Theorem 34 Codes for biased Dobrushin channels (Thm. 4.3)

Fix a biased square-integrable Dobrushin channel \(\mathrm{DC}\). For every \(\varepsilon {\gt}0\) there exists a sound code \(\mathcal{C}\) with rate \(R\) for the \(\mathrm{DC}\) with \(R\ge \mathrm{Cap}(\mathrm{DC})-\varepsilon \) and linear-time encoding, quasi-linear-time decoding. Moreover the decoder has probability of failure \(e^{-\Omega (n)}\).

Proof ▶

We adapt the construction of Definition 24, changing only buffer identification: declare any contiguous block of \(\nu \eta m\) bits with a fraction of ones less than \(f+\kappa \) to be part of a buffer (implemented with a running window of size \(\nu \eta m\); a buffer starts when the fraction drops below \(f+\kappa \) and ends when it rises above). The rate is as in Theorem 23 except \(n=km/(\mathrm{Cap}(\mathrm{DC})-\nu \eta -\psi (\varepsilon ,\delta ,\nu ,k,m))\) with \(\psi \to 0\); using Lemma 32 (information rate of the trimming Dobrushin channel is \(\ge \mathrm{Cap}(\mathrm{DC})-2\nu \eta \)) and taking \(\varepsilon ,\delta ,\eta ,\nu \) small and \(m\) large makes \(R\ge \mathrm{Cap}(\mathrm{DC})-\varepsilon \).

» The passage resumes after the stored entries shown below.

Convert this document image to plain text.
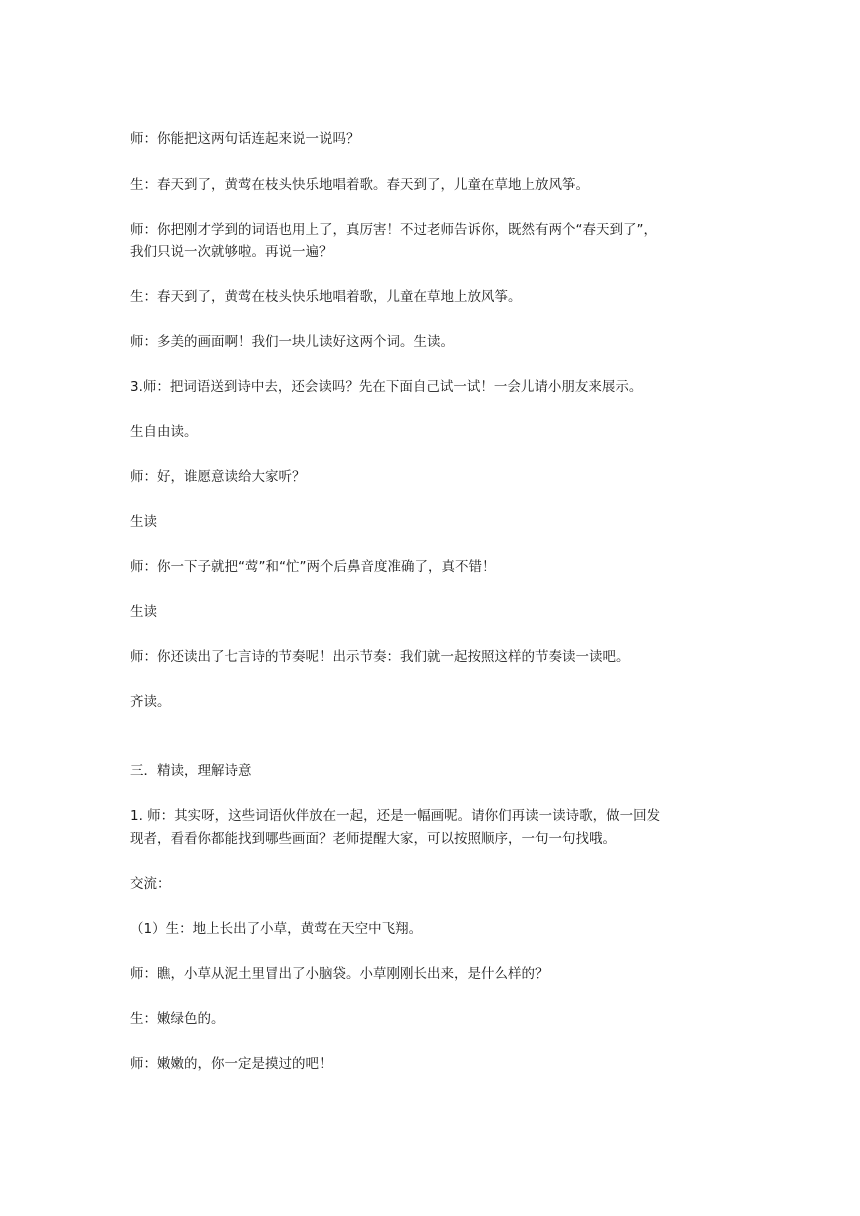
师：你能把这两句话连起来说一说吗？

生：春天到了，黄莺在枝头快乐地唱着歌。春天到了，儿童在草地上放风筝。

师：你把刚才学到的词语也用上了，真厉害！不过老师告诉你，既然有两个“春天到了”，

我们只说一次就够啦。再说一遍？

生：春天到了，黄莺在枝头快乐地唱着歌，儿童在草地上放风筝。

师：多美的画面啊！我们一块儿读好这两个词。生读。

3.师：把词语送到诗中去，还会读吗？先在下面自己试一试！一会儿请小朋友来展示。

生自由读。

师：好，谁愿意读给大家听？

生读

师：你一下子就把“莺”和“忙”两个后鼻音度准确了，真不错！

生读

师：你还读出了七言诗的节奏呢！出示节奏：我们就一起按照这样的节奏读一读吧。

齐读。

三．精读，理解诗意

1. 师：其实呀，这些词语伙伴放在一起，还是一幅画呢。请你们再读一读诗歌，做一回发

现者，看看你都能找到哪些画面？老师提醒大家，可以按照顺序，一句一句找哦。

交流：

（1）生：地上长出了小草，黄莺在天空中飞翔。

师：瞧，小草从泥土里冒出了小脑袋。小草刚刚长出来，是什么样的？

生：嫩绿色的。

师：嫩嫩的，你一定是摸过的吧！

The error analysis mirrors the proof of Theorem 23; two additional claims are needed: (1) the probability that any length-\(\nu \eta m\) substring of a received buffer has a fraction of ones higher than \(f+\kappa \) vanishes as \(m\to \infty \) (an easier version of Lemma 33, with \(\nu \) small enough to identify buffers whp), and (2) the probability that any length-\(\nu \eta m\) substring of a received codeword has a fraction of ones lower than \(f+\kappa \) vanishes (Lemma 33). As in Theorem 23 each error type’s frequency is a binomial variable, so by the Chernoff bound (Theorem 8) and a union bound (Theorem 6) the failure probability is \(e^{-\Omega (n)}\). Encoding is linear and buffer identification (running window) is \(O(n)\), so decoding is quasi-linear.